Coastal flooding is caused by societal factors? Really? Floods, cyclones and bushfires have now become such a fixture of the insurers' landscape that they can no longer be viewed as one-off incidents. They are now seen by insurance companies as an effect of climate change on our weather patterns and this results in a repricing of risk by insurers. That means increasing premiums, not just for beach houses but for towns and cities.

It's not just Pacific Islands, beach houses and remote Arctic outposts falling into the sea. Have a look at these images of Shishmaref village on Alaska's remote west coast, which reveal the tip of a permafrost terrain melting very fast.

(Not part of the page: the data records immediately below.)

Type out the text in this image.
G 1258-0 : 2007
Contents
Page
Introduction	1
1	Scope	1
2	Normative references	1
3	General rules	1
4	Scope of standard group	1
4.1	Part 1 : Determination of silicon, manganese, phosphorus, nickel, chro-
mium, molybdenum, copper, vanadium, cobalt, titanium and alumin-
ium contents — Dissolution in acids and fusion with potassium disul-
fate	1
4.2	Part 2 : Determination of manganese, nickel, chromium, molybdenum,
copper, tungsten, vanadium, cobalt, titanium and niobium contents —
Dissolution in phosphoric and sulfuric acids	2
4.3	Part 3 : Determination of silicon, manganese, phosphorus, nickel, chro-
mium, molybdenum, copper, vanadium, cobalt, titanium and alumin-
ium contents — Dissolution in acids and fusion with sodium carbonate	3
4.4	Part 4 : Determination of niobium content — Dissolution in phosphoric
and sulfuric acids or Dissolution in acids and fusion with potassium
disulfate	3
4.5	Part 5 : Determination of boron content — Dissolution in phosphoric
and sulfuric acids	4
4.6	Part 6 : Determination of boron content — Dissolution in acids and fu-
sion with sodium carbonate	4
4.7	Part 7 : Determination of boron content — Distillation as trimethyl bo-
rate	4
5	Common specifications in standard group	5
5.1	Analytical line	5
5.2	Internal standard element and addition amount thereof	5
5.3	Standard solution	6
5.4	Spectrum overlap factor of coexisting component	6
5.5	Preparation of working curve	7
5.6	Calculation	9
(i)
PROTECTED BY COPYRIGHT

| Posted by Gary Sauer-Thompson at 8:07 AM | | Comments (2)


It would appear that a majority of Coalition senators oppose the Carbon Pollution Reduction Scheme bill (its around 23 out of 37 Senators). However, the scheme will still pass as Labor only needs an extra seven votes.

I wonder if they deny the science around rising sea levels and their effect on coastal communities to the same extent.

I know that Tony Abbott does. Its all much ado about nothing according to him.